In Gwarimpa suburb, for instance, checks show that the master plan of the estate has been distorted, with almost all the residential houses being converted to shopping malls, hotels, eateries, and clubs, among others. The once pristine environment has been polluted with unbridled loud music and all sorts of pollutants. 

What is obvious in many parts of Abuja is growing disorder, distortions, and infrastructural failure. There are no functional streetlights in many strategic areas of the city. What happened to the once admired streetlights in the city? Amidst this emerging chaos, there are noticeable hundreds of uncompleted buildings that litter the city and provide hideouts to criminals and hoodlums.

In the main, this newspaper would like to note that the story of the deterioration of Nigeria’s most significant project in its history is a direct query to the minister the President posted there since 2015. The minister should wake up today to do the job. Meanwhile, the President should remember too that at the end of the day he will be held responsible for any rot in Abuja. Reason: the Constitution makes the President the governor of the nation’s capital and the Vice President is the deputy governor. The President, therefore, has a responsibility to post the right person to administer the territory, lest history will blame him as the leader whose tenure ruined the country’s unity capital. The National Assembly too has a constitutional responsibility to legislate on FCT that has no assembly of its own. There are too many committees on FCT in both chambers of the bicameral legislature. What have they been doing too to improve the city beyond approving often-late budgets for the FCTA and FCDA? Where are the senator and House of Representative members representing Abuja at the National Assembly in this story of dereliction of duty to the FCT?  

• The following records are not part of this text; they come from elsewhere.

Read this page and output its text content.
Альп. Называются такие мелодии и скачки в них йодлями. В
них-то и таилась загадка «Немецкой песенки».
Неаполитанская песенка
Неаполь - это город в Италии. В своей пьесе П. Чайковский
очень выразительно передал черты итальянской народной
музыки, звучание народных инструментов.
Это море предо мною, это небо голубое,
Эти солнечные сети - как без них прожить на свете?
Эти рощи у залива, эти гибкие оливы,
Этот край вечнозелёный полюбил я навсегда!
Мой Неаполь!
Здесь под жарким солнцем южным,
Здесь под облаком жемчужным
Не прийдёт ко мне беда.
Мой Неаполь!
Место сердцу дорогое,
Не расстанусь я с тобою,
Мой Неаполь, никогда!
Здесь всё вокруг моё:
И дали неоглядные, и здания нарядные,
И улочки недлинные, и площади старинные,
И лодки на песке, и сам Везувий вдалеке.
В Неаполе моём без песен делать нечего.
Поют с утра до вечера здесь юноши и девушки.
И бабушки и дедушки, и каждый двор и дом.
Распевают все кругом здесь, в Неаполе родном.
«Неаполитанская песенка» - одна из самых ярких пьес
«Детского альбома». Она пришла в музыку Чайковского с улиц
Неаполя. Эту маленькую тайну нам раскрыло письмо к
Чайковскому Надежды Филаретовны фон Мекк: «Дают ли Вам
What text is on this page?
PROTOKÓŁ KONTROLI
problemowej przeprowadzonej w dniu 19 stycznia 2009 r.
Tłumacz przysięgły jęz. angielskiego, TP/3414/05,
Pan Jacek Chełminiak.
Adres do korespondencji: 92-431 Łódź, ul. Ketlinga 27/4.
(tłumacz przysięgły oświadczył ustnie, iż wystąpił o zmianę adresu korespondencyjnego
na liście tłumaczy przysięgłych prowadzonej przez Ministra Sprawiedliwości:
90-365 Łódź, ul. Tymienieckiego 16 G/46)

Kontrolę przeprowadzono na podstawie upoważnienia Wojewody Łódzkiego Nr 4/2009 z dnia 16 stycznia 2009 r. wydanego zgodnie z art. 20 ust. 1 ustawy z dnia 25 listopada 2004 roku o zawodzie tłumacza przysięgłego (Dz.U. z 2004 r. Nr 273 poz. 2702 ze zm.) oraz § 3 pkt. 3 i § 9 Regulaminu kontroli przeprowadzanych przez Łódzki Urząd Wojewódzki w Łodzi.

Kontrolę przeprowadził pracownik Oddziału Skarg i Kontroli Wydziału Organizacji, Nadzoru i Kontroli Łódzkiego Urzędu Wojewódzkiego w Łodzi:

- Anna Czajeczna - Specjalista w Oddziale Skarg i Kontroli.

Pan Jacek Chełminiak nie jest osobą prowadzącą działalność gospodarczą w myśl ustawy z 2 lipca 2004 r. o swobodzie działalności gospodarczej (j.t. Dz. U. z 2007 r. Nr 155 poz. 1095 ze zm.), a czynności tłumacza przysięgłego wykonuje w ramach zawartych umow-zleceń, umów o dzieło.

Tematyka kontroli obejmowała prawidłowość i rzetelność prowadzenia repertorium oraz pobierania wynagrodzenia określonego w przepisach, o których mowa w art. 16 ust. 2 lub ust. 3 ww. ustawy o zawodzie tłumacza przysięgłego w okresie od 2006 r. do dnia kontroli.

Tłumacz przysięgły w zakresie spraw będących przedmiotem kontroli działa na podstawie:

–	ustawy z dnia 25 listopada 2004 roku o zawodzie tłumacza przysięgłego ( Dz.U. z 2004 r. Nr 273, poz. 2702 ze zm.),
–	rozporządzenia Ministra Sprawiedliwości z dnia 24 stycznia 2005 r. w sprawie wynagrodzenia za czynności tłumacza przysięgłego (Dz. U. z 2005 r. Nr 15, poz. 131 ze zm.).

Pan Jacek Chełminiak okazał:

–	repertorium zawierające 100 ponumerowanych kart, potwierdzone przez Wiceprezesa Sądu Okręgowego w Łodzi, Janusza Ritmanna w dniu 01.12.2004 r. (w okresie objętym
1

Meanwhile, political leaders and civil society organisations and networks should note that the trouble with Abuja is absence of democracy and democratic institutions that can be held accountable, in this regard. The chief executive of Abuja, the capital of the federation should not be an appointee of the President. He should be a popularly elected mayor or governor as we have in most parts of the democratic world. That is the only way he can serve the interest of the residents and the people of the federation that own the capital. That is the only way the chief executive can be held to account. Those who are calling for constitutional amendment should bear this Abuja political project in mind when the legwork begins soon.